Design/Methods: 101 MS patients underwent a maximum of five clinical visits during one year where the following clinical constructs were measured: fatigue (Modified Fatigued Impact Scale, Checklist Individual Strength, Fatigue Severity Scale), cognition (Symbol Digit Modality Test, California Verbal Learning Test, Brief Visuospatial Memory Test), manual dexterity (9-Hole Peg Test) and clinical disability (MS Functional Composite, Expanded Disability Status Scale). KD were collected by the intelligent Neurokeys keyboard on a patient’s own phone, pre-processed and aggregated seven days before and after clinical assessments. To determine the associations between KD and clinical measures, canonical correlation analyses were conducted to analyze outcome measures in a multivariate construct rather than on an individual basis.
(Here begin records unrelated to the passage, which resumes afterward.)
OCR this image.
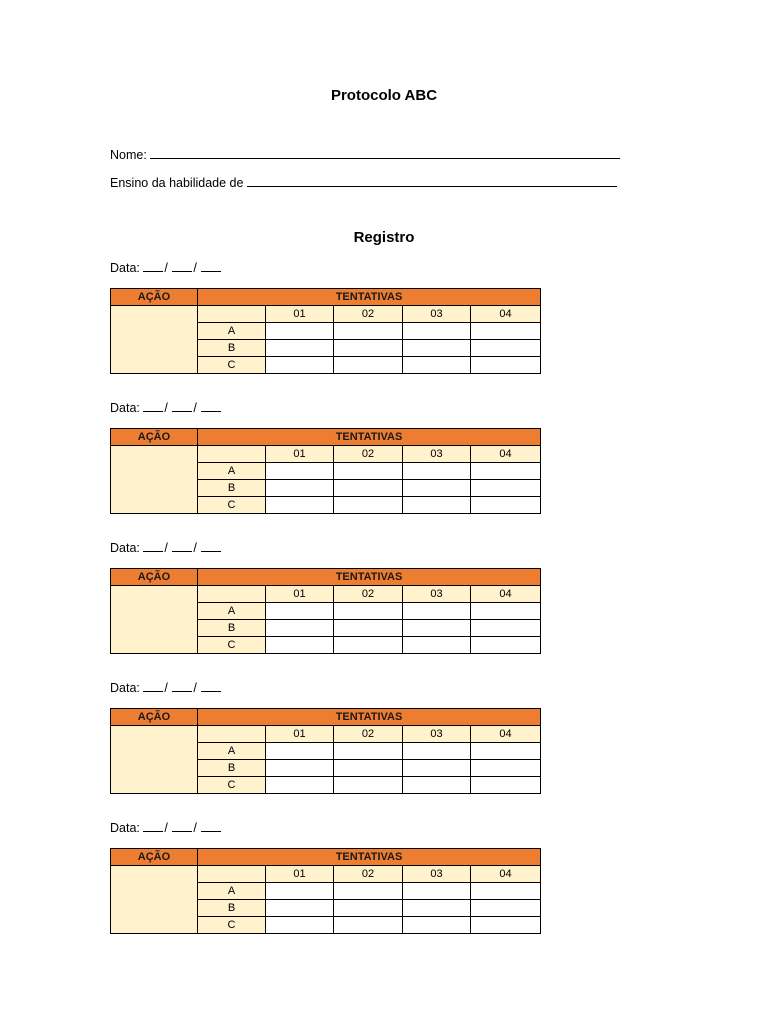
Protocolo ABC
Nome:
Ensino da habilidade de
Registro
Data: / /
AÇÃO	TENTATIVAS				
		01	02	03	04
	A				
	B				
	C				
Data: / /
AÇÃO	TENTATIVAS				
		01	02	03	04
	A				
	B				
	C				
Data: / /
AÇÃO	TENTATIVAS				
		01	02	03	04
	A				
	B				
	C				
Data: / /
AÇÃO	TENTATIVAS				
		01	02	03	04
	A				
	B				
	C				
Data: / /
AÇÃO	TENTATIVAS				
		01	02	03	04
	A				
	B				
	C				
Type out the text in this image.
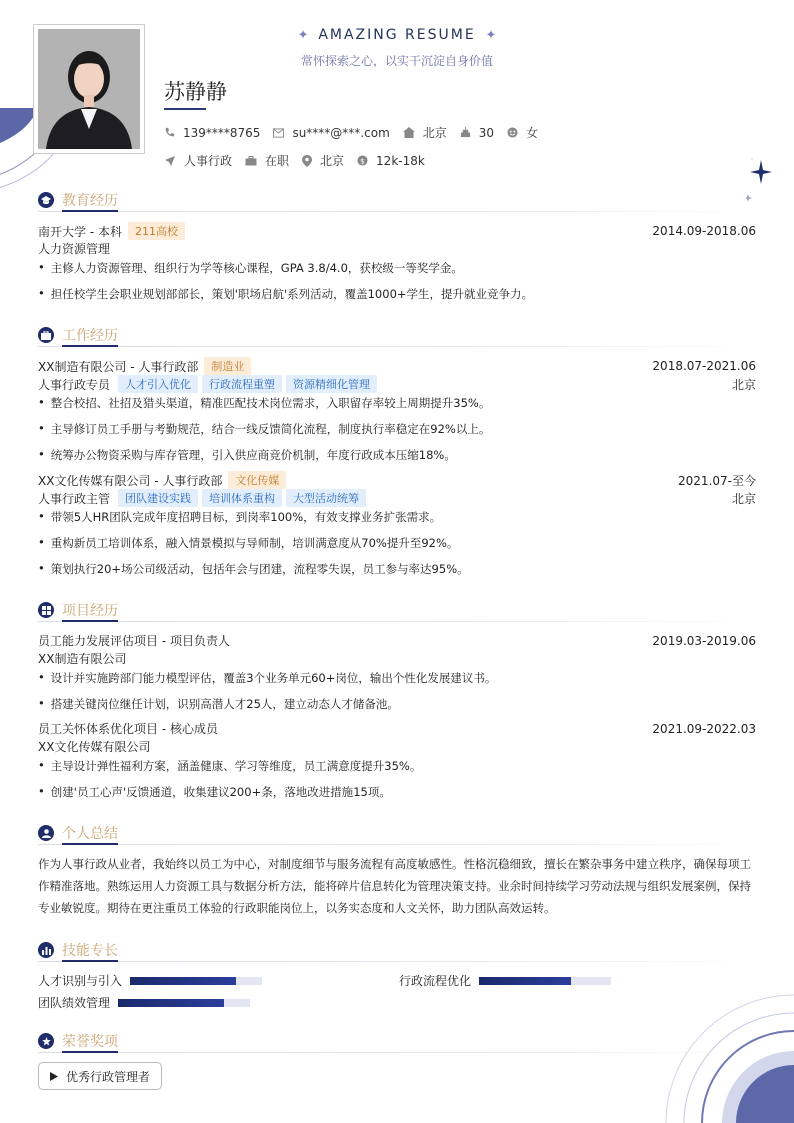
✦ AMAZING RESUME ✦
常怀探索之心，以实干沉淀自身价值
苏静静
139****8765	su****@***.com	北京	30	女
人事行政	在职	北京 $ 12k-18k
教育经历
南开大学 - 本科	211高校	2014.09-2018.06
人力资源管理
• 主修人力资源管理、组织行为学等核心课程，GPA 3.8/4.0，获校级一等奖学金。
• 担任校学生会职业规划部部长，策划'职场启航'系列活动，覆盖1000+学生，提升就业竞争力。
工作经历
XX制造有限公司 - 人事行政部	制造业	2018.07-2021.06
人事行政专员	人才引入优化	行政流程重塑	资源精细化管理	北京
• 整合校招、社招及猎头渠道，精准匹配技术岗位需求，入职留存率较上周期提升35%。
• 主导修订员工手册与考勤规范，结合一线反馈简化流程，制度执行率稳定在92%以上。
• 统筹办公物资采购与库存管理，引入供应商竞价机制，年度行政成本压缩18%。
XX文化传媒有限公司 - 人事行政部	文化传媒	2021.07-至今
人事行政主管	团队建设实践	培训体系重构	大型活动统筹	北京
• 带领5人HR团队完成年度招聘目标，到岗率100%，有效支撑业务扩张需求。
• 重构新员工培训体系，融入情景模拟与导师制，培训满意度从70%提升至92%。
• 策划执行20+场公司级活动，包括年会与团建，流程零失误，员工参与率达95%。
项目经历
员工能力发展评估项目 - 项目负责人	2019.03-2019.06
XX制造有限公司
• 设计并实施跨部门能力模型评估，覆盖3个业务单元60+岗位，输出个性化发展建议书。
• 搭建关键岗位继任计划，识别高潜人才25人，建立动态人才储备池。
员工关怀体系优化项目 - 核心成员	2021.09-2022.03
XX文化传媒有限公司
• 主导设计弹性福利方案，涵盖健康、学习等维度，员工满意度提升35%。
• 创建'员工心声'反馈通道，收集建议200+条，落地改进措施15项。
个人总结
作为人事行政从业者，我始终以员工为中心，对制度细节与服务流程有高度敏感性。性格沉稳细致，擅长在繁杂事务中建立秩序，确保每项工作精准落地。熟练运用人力资源工具与数据分析方法，能将碎片信息转化为管理决策支持。业余时间持续学习劳动法规与组织发展案例，保持专业敏锐度。期待在更注重员工体验的行政职能岗位上，以务实态度和人文关怀，助力团队高效运转。
技能专长
人才识别与引入	行政流程优化
团队绩效管理
荣誉奖项
优秀行政管理者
Results: For all constructs, one significant canonical variate (CV) pair was found, indicating the relationship with KD features. Analyses showed eight processing- and two typing speed KD features as predictors for the cognition construct (r=.71, p<0.001). Manual dexterity was predicted by one typing speed and three processing KD features (r=.60, p<0.001), and clinical disability were related to two typing speed features and one processing KD feature (r=.48, p<0.001). Fatigue was predicted by three mental processing KD features (r=.28, p<0.001). In general, slower typing speed and/or processing reflect worse clinical performance.
Conclusions: Typing behavior characteristics reflect distinct motor- and non-motor symptoms in people with MS. Keyboard interactions; therefore, represent a promising avenue to un unobtrusively and passively monitoring of MS symptoms in daily life.